"Compared to the situation in April 2014, when the previous Surveys were released, there are reasons for optimism. Growth has picked up, if only gradually, and spread to virtually all EU countries. Tensions in financial markets have decreased further and an agreement has been reached recently for continued financial support of Greece. Unemployment is steadily declining, although it is still too high in many countries," OECD Secretary-General Angel Gurria said presenting the surveys in Paris.
The surveys also show that the EU GDP is growing slowly – the OECD forecasts that the European economy will grow by 1.8 percent this year and by 1.9 percent in 2017. The prognosis for the eurozone GDP growth is a bit worse – 1.6 and 1.7 percent respectively.
Along with economic problems that are remains of the economic crisis, the reports say that there are new challenges for the EU economy that must be tackled – primarily, the influx of migrants and refugees as well as possible Brexit.

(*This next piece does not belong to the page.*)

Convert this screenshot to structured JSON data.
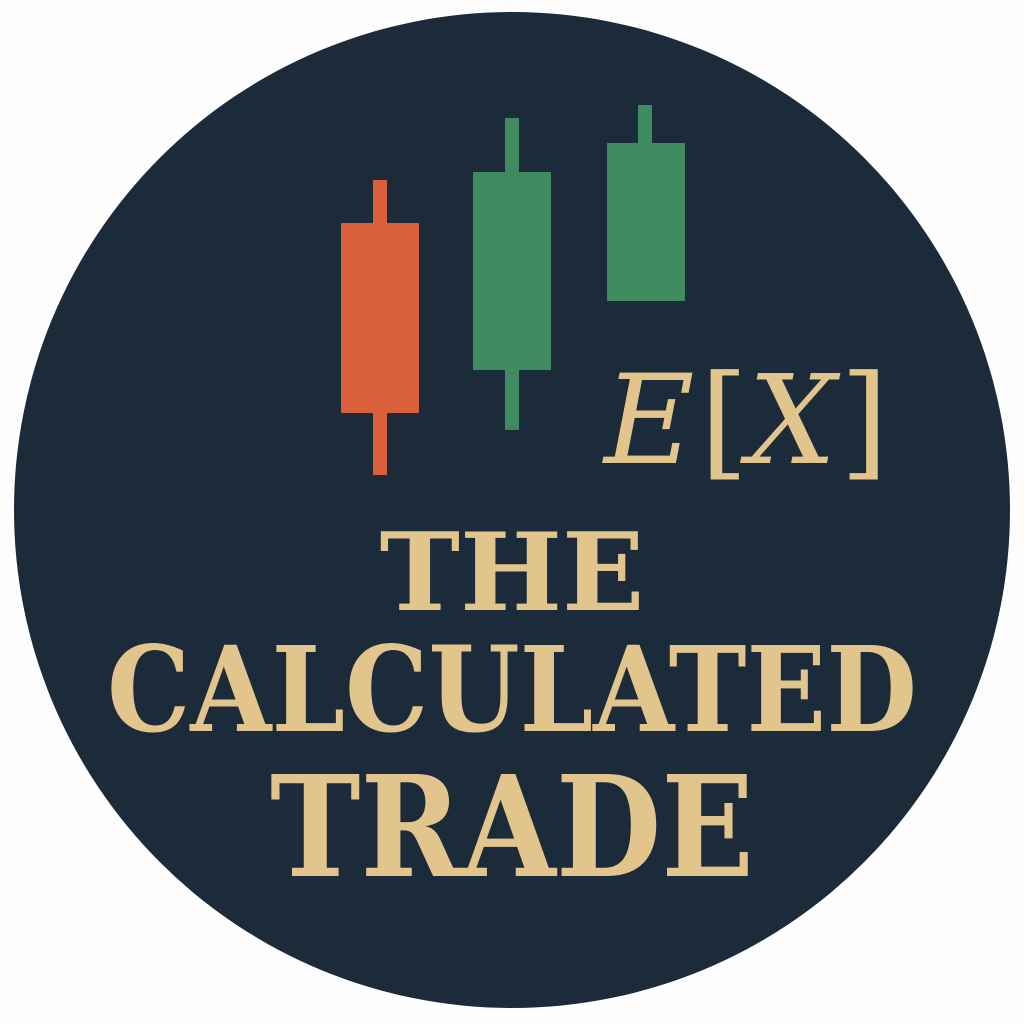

"Brexit would lead to economic uncertainty and hinder trade and foreign direct investment flows both of the UK and the EU, hurting growth," the OECD press-release said.
The surveys contain a number of recommendations for the EU states including using budgetary spending to boost growth, easing financial constraints, deepening the single European market by increasing labor mobility, boosting competition in network industries as well as enhancing research and development policy.
"Most of these recommendations have one thing in common: they call for collective action by European countries… Continued cooperation is needed to implement effective solutions to common problems," Gurria said.
He also added that the alternative to collective actions is not the status-quo as lacking cooperation will result in decreasing economic growth and destroying jobs in Europe.